D.: – Riferendomi ancora a Primo sangue e all’esperienza coraggiosa di suo padre che salvò centinaia di vite prese in ostaggio dai ribelli, in Congo, lei ha detto in un’intervista che oggi eroismo è una parola ucraina. Vuole spiegarci?

N.: – Certo, potevamo pensare che oggi l’eroismo non abbia più senso e poi, guardiamo l’Ucraina, un intero anno di eroismo, di coraggio incredibile e non solo per sé stessi ma per noi: se siamo ancora in pace è grazie agli Ucraini

D.: – Un’ultima domanda. Se volessi stabilire le costanti all’interno della sua opera, direi: l’amore, la famiglia, la letteratura, l’umorismo, il buffo…Ne aggiunge altre?
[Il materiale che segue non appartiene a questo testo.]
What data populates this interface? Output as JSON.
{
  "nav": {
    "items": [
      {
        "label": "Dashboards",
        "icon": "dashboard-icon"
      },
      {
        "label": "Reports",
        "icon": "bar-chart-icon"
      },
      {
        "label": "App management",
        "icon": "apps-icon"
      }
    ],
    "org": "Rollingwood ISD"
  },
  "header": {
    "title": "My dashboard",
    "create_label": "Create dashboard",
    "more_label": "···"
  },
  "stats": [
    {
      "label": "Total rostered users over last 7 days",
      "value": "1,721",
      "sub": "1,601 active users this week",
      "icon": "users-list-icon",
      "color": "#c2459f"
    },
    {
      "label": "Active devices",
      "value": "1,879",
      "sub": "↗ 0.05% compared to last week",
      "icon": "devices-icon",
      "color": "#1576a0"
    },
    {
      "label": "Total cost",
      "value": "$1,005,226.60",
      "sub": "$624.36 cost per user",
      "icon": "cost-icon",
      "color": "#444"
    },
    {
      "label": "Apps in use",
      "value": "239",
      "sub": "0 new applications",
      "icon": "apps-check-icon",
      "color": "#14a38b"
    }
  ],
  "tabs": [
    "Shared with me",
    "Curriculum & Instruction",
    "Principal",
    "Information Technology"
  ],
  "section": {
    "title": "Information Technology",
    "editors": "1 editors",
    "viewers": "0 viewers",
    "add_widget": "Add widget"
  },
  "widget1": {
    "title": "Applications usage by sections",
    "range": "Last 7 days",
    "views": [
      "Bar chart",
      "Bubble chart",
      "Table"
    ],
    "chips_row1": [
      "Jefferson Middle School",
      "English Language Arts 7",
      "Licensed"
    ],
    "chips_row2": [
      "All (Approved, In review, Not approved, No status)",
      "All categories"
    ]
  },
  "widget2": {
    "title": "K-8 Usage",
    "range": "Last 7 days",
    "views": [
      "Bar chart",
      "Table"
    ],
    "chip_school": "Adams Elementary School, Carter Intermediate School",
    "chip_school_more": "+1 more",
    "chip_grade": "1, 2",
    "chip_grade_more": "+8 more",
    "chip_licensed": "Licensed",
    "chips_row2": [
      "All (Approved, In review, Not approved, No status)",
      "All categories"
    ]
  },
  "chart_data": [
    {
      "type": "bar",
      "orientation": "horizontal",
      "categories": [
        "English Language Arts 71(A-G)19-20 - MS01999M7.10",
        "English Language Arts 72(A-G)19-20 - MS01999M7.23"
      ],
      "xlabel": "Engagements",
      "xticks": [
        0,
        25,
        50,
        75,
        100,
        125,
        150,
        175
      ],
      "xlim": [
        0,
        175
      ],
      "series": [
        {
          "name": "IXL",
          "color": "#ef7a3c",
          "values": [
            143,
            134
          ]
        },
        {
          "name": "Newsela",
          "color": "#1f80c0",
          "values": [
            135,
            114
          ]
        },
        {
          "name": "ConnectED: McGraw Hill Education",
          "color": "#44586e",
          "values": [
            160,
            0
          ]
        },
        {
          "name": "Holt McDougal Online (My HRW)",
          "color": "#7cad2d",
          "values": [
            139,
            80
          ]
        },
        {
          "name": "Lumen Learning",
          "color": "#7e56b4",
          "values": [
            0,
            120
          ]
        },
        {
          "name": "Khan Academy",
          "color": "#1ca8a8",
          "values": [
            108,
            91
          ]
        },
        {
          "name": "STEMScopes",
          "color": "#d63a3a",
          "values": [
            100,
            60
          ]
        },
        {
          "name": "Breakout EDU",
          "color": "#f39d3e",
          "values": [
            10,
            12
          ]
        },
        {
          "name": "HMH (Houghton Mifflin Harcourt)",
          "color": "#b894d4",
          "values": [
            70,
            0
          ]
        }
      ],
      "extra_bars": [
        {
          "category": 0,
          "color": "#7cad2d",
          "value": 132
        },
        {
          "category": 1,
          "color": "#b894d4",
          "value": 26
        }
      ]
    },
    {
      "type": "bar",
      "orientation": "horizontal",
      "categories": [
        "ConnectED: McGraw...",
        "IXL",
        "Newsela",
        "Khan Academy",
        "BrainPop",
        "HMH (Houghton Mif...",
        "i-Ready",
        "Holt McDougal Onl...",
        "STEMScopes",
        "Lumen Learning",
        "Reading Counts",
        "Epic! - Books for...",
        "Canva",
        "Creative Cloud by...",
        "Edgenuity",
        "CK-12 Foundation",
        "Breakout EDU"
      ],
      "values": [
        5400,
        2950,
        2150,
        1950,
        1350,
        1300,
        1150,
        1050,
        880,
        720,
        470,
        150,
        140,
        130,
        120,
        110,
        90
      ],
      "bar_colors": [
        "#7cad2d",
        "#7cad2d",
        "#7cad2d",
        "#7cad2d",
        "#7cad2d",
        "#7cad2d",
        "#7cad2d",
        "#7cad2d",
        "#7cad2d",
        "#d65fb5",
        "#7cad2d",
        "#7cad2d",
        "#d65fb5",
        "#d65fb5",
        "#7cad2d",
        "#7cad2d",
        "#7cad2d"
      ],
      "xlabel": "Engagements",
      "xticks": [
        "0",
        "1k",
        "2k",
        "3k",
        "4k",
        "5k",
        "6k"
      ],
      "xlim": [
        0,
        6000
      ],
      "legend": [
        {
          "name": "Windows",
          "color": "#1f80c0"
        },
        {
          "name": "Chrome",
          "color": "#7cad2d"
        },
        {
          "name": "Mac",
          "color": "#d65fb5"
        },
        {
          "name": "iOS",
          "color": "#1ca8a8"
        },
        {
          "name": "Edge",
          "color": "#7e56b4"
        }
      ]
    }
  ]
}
N.:- Ciò che lei dice è senz’altro vero ma penso che potremmo riassumere tutto in tragedia che le include tutte, umorismo compreso perché l’abbiamo talmente identificata con l’orrore che non ci rendiamo conto di quanto humour racchiuda. Quanto alla famiglia, tutte le tragedie sono familiari. Il semplice fatto di appartenere ad una famiglia è di per sé una tragedia.